それが、苦しそうに白い卵を産み出して、ぼくを驚愕させた。体が動かなくなったぼくは、卵が腕から急に離れて、落下するところを見ていた。卵は、べちょりと絶命に喘いで地面で割れた。卵は割れた殻だけで、中身は入っていなかった。と同時に、ミイラの怪物の腹部に大きな裂け目が開いていた。それは、ぼくの左腕と同じような目玉だった。大きさは、怪物の体に合わせて、かなり大きい物だった。その薄気味悪い目玉からも、赤黒い血が流れ出ていた。
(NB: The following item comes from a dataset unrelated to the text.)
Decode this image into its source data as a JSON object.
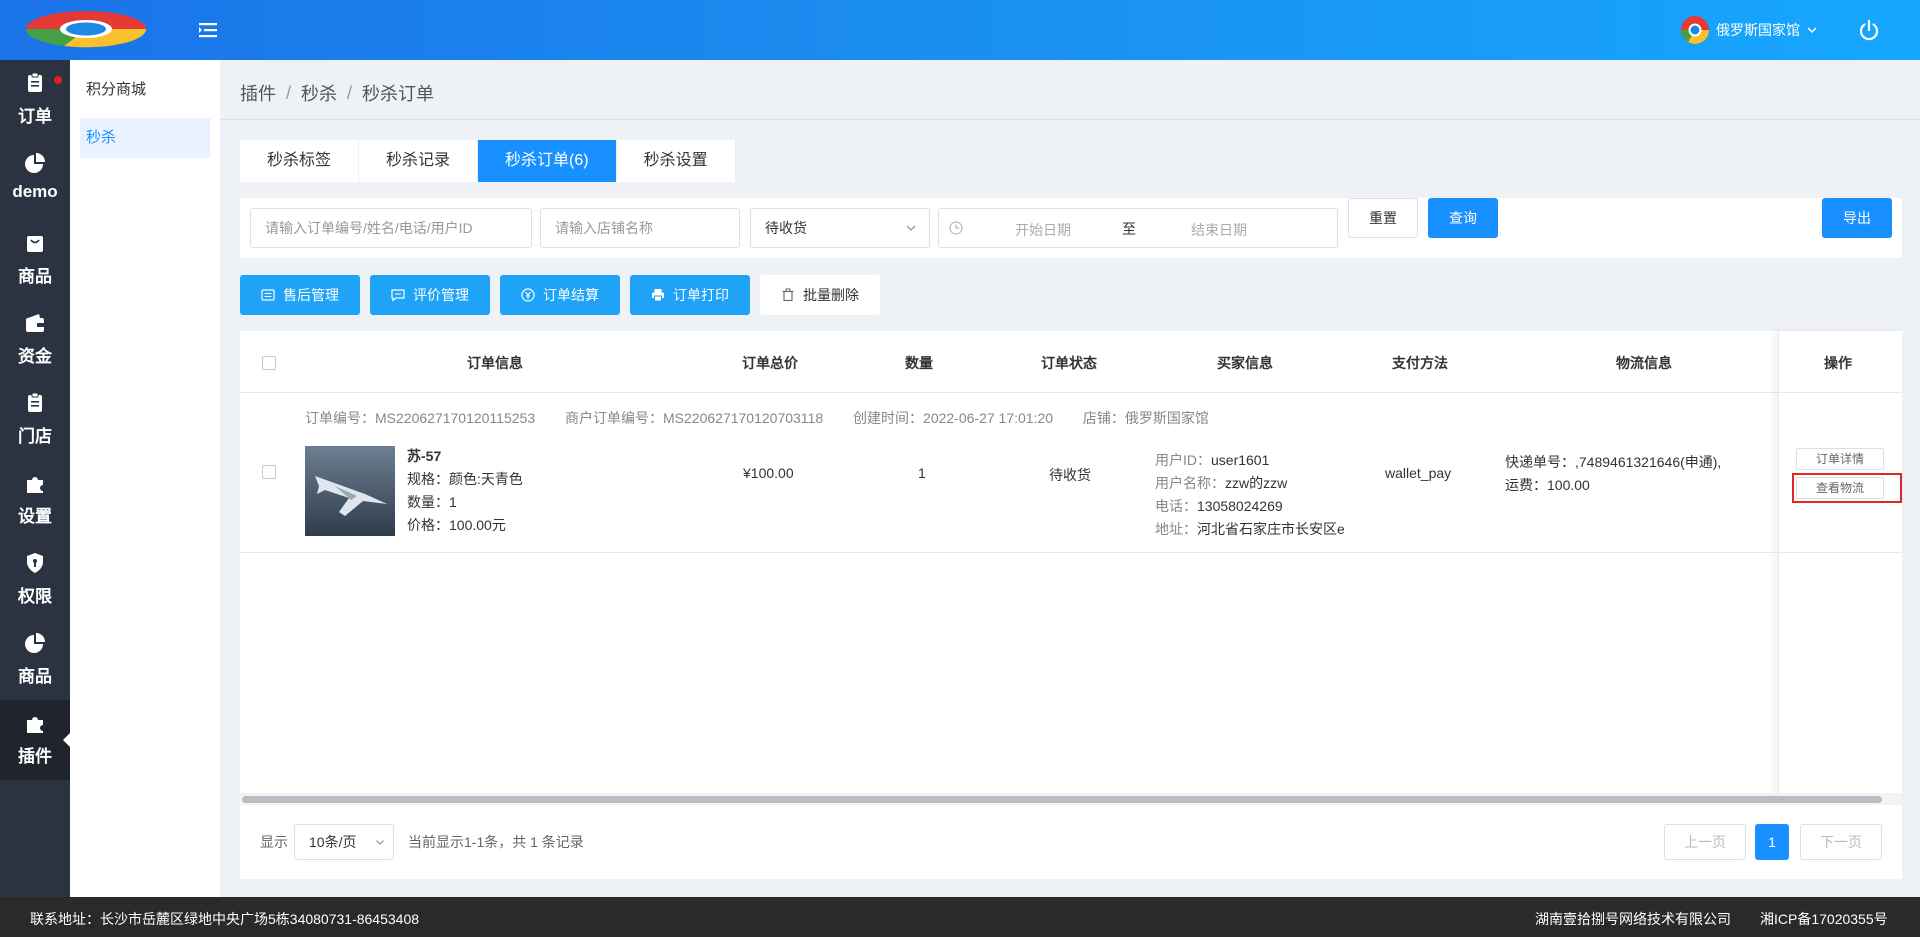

その為か、ミイラの怪物は急に動きを止め、手にした生徒を忘れたように落とした。どさっと音がして、地面に叩き付けられた生徒はわずかに呻いた。まだ生きている。怪物は自分の体を確かめるように、全身をその巨大な手で探り始めた。しばらく痒い所に手が届かないという格好で、背中まで触っていた。ミイラの怪物は腹をさすったところで、痺れたように手を弾いた。怪物は、自分の腹部をしゃがみ込む格好で見詰めた。そこに、あるはずが無い物が取り付いているのが、不思議で堪らないのだ。ところが、怪物は急に湧き上がった怒りに支配されると、拳を振り上げた。そこに居た誰もが固唾を呑んで、怪物の足元に転がった生徒を見守った。怪物は、残酷なまでに猛烈な拳を叩き込んだ。ドンと凄まじい地響きが起こった。怪物の腹部には、向こう側が覗けるほどの、巨大な穴が空いていた。怪物の巨体は、そのまま仰向けに倒れて動かなくなった。ぼくには、何が起こったの理解できなかった。
「おい、そこの君! 今、妙な魔法を使ったね」
誰かが、ぼくを呼んだ。ここに連れてこられたときに、検査のテントで記録係をしていた男だった。彼は、やはり山葵色の作業服に、黒マントをなびかせていた。彼の目は笑ってはいても、ときどき鋭い光を放った。
「君は、使えそうだな。僕について来い」
躊躇うぼくに、男は続けた。
「まあ悪いようにはしないさ。仲間だって、捕まっているのだろう。ここで僕に恩を売っておけば、君に取って損はないはずだ」
男は少し間を開けて、ぼくを見詰めるように尋ねた。
「それで、さっきの妙な魔法は、神殺しかね?」
「あれが、神殺し?」
ぼくは、思わず男に聞き返していた。あんな魔法を使ったのも初めてだったし、神殺しの魔法自体、ほとんど初めて見るようなものだった。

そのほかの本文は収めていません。